LTD requires presynaptic Ca²⁺. A, Summary graph (n = 4) of experiments in which WIN was applied in the absence of external Ca²⁺. Sample traces (5 min averages) were taken at the indicated times. Calibration: 20 ms, 100 pA. B, Summary graph (n = 6) of experiments in which 10–20 mm BAPTA was included in the postsynaptic recording pipette. C, Summary graph of experiments in which baseline synaptic responses were recorded and then 3 mm kynurenate and 100 μm LY341495 were applied.
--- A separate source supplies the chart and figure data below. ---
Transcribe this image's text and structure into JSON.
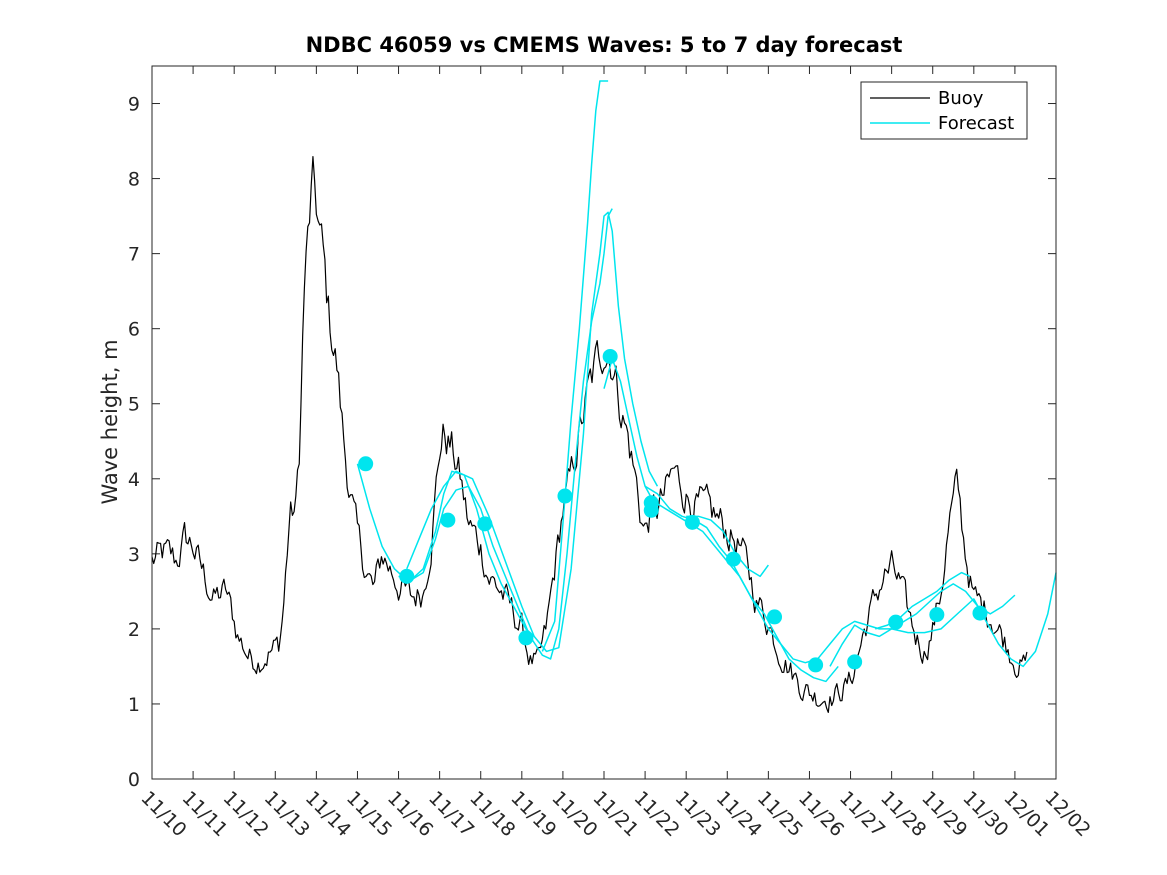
{
  "chart_data": {
    "type": "line",
    "title": "NDBC 46059 vs CMEMS Waves: 5 to 7 day forecast",
    "xlabel": "",
    "ylabel": "Wave height, m",
    "xlim": [
      0,
      22
    ],
    "ylim": [
      0,
      9.5
    ],
    "x_tick_labels": [
      "11/10",
      "11/11",
      "11/12",
      "11/13",
      "11/14",
      "11/15",
      "11/16",
      "11/17",
      "11/18",
      "11/19",
      "11/20",
      "11/21",
      "11/22",
      "11/23",
      "11/24",
      "11/25",
      "11/26",
      "11/27",
      "11/28",
      "11/29",
      "11/30",
      "12/01",
      "12/02"
    ],
    "y_ticks": [
      0,
      1,
      2,
      3,
      4,
      5,
      6,
      7,
      8,
      9
    ],
    "x_unit": "days since 11/10",
    "legend": {
      "placement": "top-right",
      "entries": [
        "Buoy",
        "Forecast"
      ]
    },
    "colors": {
      "buoy": "#000000",
      "forecast": "#00e5ee"
    },
    "series": [
      {
        "name": "Buoy",
        "noise": 0.18,
        "x": [
          0,
          0.3,
          0.6,
          0.8,
          1.0,
          1.2,
          1.5,
          1.8,
          2.0,
          2.1,
          2.4,
          2.6,
          2.9,
          3.1,
          3.2,
          3.35,
          3.5,
          3.6,
          3.7,
          3.8,
          3.9,
          4.0,
          4.15,
          4.3,
          4.5,
          4.7,
          5.0,
          5.2,
          5.4,
          5.6,
          5.8,
          6.0,
          6.3,
          6.6,
          6.8,
          7.0,
          7.1,
          7.3,
          7.5,
          7.7,
          8.0,
          8.2,
          8.5,
          8.8,
          9.0,
          9.2,
          9.4,
          9.6,
          9.8,
          10.0,
          10.2,
          10.4,
          10.6,
          10.8,
          11.0,
          11.2,
          11.4,
          11.6,
          11.8,
          11.9,
          12.0,
          12.1,
          12.3,
          12.5,
          12.7,
          12.9,
          13.1,
          13.4,
          13.7,
          14.0,
          14.3,
          14.5,
          14.7,
          15.0,
          15.2,
          15.4,
          15.6,
          15.8,
          16.0,
          16.2,
          16.4,
          16.6,
          17.0,
          17.2,
          17.4,
          17.6,
          17.8,
          18.0,
          18.2,
          18.4,
          18.6,
          18.8,
          19.0,
          19.2,
          19.4,
          19.6,
          19.8,
          20.0,
          20.2,
          20.4,
          20.6,
          20.8,
          20.9,
          21.0,
          21.1,
          21.2,
          21.3
        ],
        "y": [
          2.9,
          3.0,
          2.9,
          3.2,
          3.1,
          2.8,
          2.4,
          2.5,
          2.1,
          1.9,
          1.6,
          1.6,
          1.7,
          1.8,
          2.3,
          3.5,
          3.6,
          4.5,
          6.5,
          7.2,
          7.9,
          7.6,
          7.0,
          6.2,
          5.5,
          4.3,
          3.2,
          2.8,
          2.5,
          3.0,
          2.8,
          2.6,
          2.4,
          2.5,
          3.2,
          4.4,
          4.6,
          4.4,
          4.0,
          3.4,
          3.1,
          2.7,
          2.5,
          2.2,
          2.0,
          1.6,
          1.5,
          2.0,
          2.8,
          3.6,
          4.0,
          4.6,
          5.1,
          5.5,
          5.8,
          5.6,
          5.0,
          4.5,
          3.9,
          3.5,
          3.3,
          3.5,
          3.6,
          3.8,
          4.1,
          3.9,
          3.7,
          3.6,
          3.5,
          3.3,
          3.1,
          2.8,
          2.4,
          2.1,
          1.8,
          1.6,
          1.4,
          1.25,
          1.15,
          1.1,
          1.1,
          1.1,
          1.3,
          1.7,
          2.1,
          2.4,
          2.7,
          2.8,
          2.6,
          2.2,
          1.9,
          1.7,
          2.0,
          2.5,
          3.4,
          3.9,
          3.0,
          2.4,
          2.3,
          2.2,
          2.0,
          1.8,
          1.7,
          1.6,
          1.55,
          1.5,
          1.55
        ]
      },
      {
        "name": "Forecast",
        "segments": [
          {
            "x": [
              5.0,
              5.3,
              5.6,
              5.9,
              6.1,
              6.3,
              6.6,
              6.9,
              7.1,
              7.3,
              7.6,
              7.9,
              8.2,
              8.5,
              8.8,
              9.1,
              9.3
            ],
            "y": [
              4.2,
              3.6,
              3.1,
              2.8,
              2.7,
              2.65,
              2.8,
              3.3,
              3.8,
              4.1,
              4.05,
              3.6,
              3.0,
              2.6,
              2.3,
              2.0,
              1.9
            ]
          },
          {
            "x": [
              6.0,
              6.3,
              6.6,
              6.9,
              7.1,
              7.4,
              7.7,
              8.0,
              8.3,
              8.6,
              8.9,
              9.2,
              9.5,
              9.7,
              9.9,
              10.1,
              10.3,
              10.5,
              10.7,
              10.9,
              11.0,
              11.1,
              11.2
            ],
            "y": [
              2.7,
              2.65,
              2.75,
              3.2,
              3.6,
              3.85,
              3.9,
              3.6,
              3.1,
              2.7,
              2.3,
              1.9,
              1.65,
              1.6,
              2.0,
              3.0,
              4.2,
              5.3,
              6.1,
              6.6,
              7.0,
              7.5,
              7.6
            ]
          },
          {
            "x": [
              6.2,
              6.5,
              6.8,
              7.1,
              7.4,
              7.8,
              8.2,
              8.6,
              9.0,
              9.3,
              9.6,
              9.9,
              10.2,
              10.5,
              10.7,
              10.9,
              11.0,
              11.1,
              11.2,
              11.35,
              11.5,
              11.7,
              11.9,
              12.1,
              12.3
            ],
            "y": [
              2.8,
              3.2,
              3.6,
              3.9,
              4.1,
              4.0,
              3.5,
              2.9,
              2.3,
              1.9,
              1.7,
              1.75,
              2.8,
              4.6,
              6.2,
              7.0,
              7.5,
              7.55,
              7.3,
              6.3,
              5.6,
              5.0,
              4.5,
              4.1,
              3.9
            ]
          },
          {
            "x": [
              9.5,
              9.8,
              10.0,
              10.2,
              10.4,
              10.6,
              10.7,
              10.8,
              10.9,
              11.0,
              11.1
            ],
            "y": [
              1.7,
              2.1,
              3.4,
              4.8,
              6.0,
              7.4,
              8.2,
              8.9,
              9.3,
              9.3,
              9.3
            ]
          },
          {
            "x": [
              11.0,
              11.2,
              11.4,
              11.6,
              11.8,
              12.0,
              12.2,
              12.5,
              12.8,
              13.1,
              13.4,
              13.7,
              14.0,
              14.3,
              14.6,
              14.9,
              15.2,
              15.5,
              15.8,
              16.1,
              16.4,
              16.7
            ],
            "y": [
              5.2,
              5.6,
              5.3,
              4.8,
              4.3,
              3.9,
              3.7,
              3.6,
              3.5,
              3.4,
              3.3,
              3.1,
              2.9,
              2.7,
              2.4,
              2.2,
              1.9,
              1.6,
              1.45,
              1.35,
              1.3,
              1.5
            ]
          },
          {
            "x": [
              12.0,
              12.3,
              12.6,
              12.9,
              13.2,
              13.5,
              13.8,
              14.1,
              14.4,
              14.7,
              15.0,
              15.3,
              15.6,
              15.9,
              16.2,
              16.5,
              16.8,
              17.1,
              17.4,
              17.7,
              18.0,
              18.4,
              18.8,
              19.2,
              19.6,
              20.0,
              20.3,
              20.6,
              20.9,
              21.2,
              21.5,
              21.8,
              22.0
            ],
            "y": [
              3.9,
              3.8,
              3.6,
              3.5,
              3.45,
              3.35,
              3.1,
              2.9,
              2.6,
              2.3,
              2.0,
              1.8,
              1.6,
              1.55,
              1.6,
              1.8,
              2.0,
              2.1,
              2.05,
              2.0,
              2.0,
              1.95,
              1.95,
              2.0,
              2.2,
              2.4,
              2.1,
              1.8,
              1.6,
              1.5,
              1.7,
              2.2,
              2.75
            ]
          },
          {
            "x": [
              13.0,
              13.3,
              13.6,
              13.9,
              14.2,
              14.5,
              14.8,
              15.0
            ],
            "y": [
              3.5,
              3.5,
              3.45,
              3.3,
              3.0,
              2.8,
              2.7,
              2.85
            ]
          },
          {
            "x": [
              16.5,
              16.8,
              17.1,
              17.4,
              17.7,
              18.0,
              18.3,
              18.6,
              18.9,
              19.2,
              19.5,
              19.8,
              20.1,
              20.4,
              20.7,
              21.0
            ],
            "y": [
              1.5,
              1.8,
              2.05,
              1.95,
              1.9,
              2.0,
              2.1,
              2.2,
              2.35,
              2.5,
              2.6,
              2.5,
              2.3,
              2.2,
              2.3,
              2.45
            ]
          },
          {
            "x": [
              17.6,
              17.9,
              18.2,
              18.5,
              18.8,
              19.1,
              19.4,
              19.7,
              19.9
            ],
            "y": [
              2.0,
              2.05,
              2.15,
              2.3,
              2.4,
              2.5,
              2.65,
              2.75,
              2.7
            ]
          }
        ],
        "markers": {
          "x": [
            5.2,
            6.2,
            7.2,
            8.1,
            9.1,
            10.05,
            11.15,
            12.15,
            12.15,
            13.15,
            14.15,
            15.15,
            16.15,
            17.1,
            18.1,
            19.1,
            20.15
          ],
          "y": [
            4.2,
            2.7,
            3.45,
            3.4,
            1.88,
            3.77,
            5.63,
            3.68,
            3.58,
            3.42,
            2.93,
            2.16,
            1.52,
            1.56,
            2.09,
            2.19,
            2.21
          ]
        }
      }
    ]
  }
}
In one set of cells, WIN and AM251 were then applied (open circles, n = 5), whereas in the other set of cells, WIN and AM251 were not applied (filled circles; n = 7). Calibration: 20 ms, 100 pA. D, Graph from C with expanded axes showing that application of WIN induces LTD even when EPSCs were reduced by ∼95% to 5–7 pA. Sample traces were taken at the indicated times. Calibration: top, 10 ms, 10 pA; bottom, 10 ms, 5 pA. Traces in D are from the same cells as traces in C.